Banks usually charge huge fees. You have to have either a foreign currency account or sometimes a local currency account in which case your bank will first convert the money and charge you, then send to a foreign bank to charge you again, usually with less favourable exchange rate, cause you can't choose in which bank you're gonna change your money as you're stuck with both your bank and a bank abroad. The additional fee you'd pay won't probably be less than 5% but could be much more.

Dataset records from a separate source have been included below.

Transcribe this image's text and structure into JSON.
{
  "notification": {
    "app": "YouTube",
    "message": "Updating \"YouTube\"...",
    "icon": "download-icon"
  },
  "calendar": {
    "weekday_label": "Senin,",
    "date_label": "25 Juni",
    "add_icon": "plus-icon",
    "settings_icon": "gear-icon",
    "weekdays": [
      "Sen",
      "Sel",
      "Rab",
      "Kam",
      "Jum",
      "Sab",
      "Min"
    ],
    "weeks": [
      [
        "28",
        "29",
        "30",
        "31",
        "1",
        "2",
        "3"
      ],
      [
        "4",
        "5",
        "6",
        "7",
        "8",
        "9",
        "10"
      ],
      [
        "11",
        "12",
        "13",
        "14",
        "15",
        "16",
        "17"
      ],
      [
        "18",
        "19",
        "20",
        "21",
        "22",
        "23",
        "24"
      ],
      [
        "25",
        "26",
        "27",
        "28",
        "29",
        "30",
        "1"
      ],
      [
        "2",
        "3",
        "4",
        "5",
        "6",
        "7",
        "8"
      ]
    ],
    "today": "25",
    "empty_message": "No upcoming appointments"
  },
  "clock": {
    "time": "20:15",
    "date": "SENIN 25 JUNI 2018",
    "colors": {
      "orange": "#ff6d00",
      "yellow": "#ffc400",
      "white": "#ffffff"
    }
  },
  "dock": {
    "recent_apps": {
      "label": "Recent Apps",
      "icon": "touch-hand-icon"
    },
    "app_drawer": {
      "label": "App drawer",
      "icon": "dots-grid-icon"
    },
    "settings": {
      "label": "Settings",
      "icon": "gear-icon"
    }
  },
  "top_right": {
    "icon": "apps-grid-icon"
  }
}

Now, imagine a company in Austria that needs to buy parts for a machine from 5 different suppliers, one in Germany, one in France, one in Spain, one in Netherlands and one in Sweden. It has to convert its own currency to five different currencies, get everything and then calculate price for different currencies if it wants to sell in other countries. Add to that different stability of various currencies - Austrian schilling was tied to German mark, so not much problems there but Spanish pesetas and Italian liras weren't as stable which leads to issues like do you want to convert them right away to German marks or keep them, because you're gonna buy more parts from Spain and Italy. Is it better to change now and pay a bank fee twice (once for converting to German marks and once again to convert them to lira and pesetas) or keep them as they are in hope that they won't devalue more than you would pay for bank fees?
It's simpler, easier and more straightforward, which especially helps smaller businesses.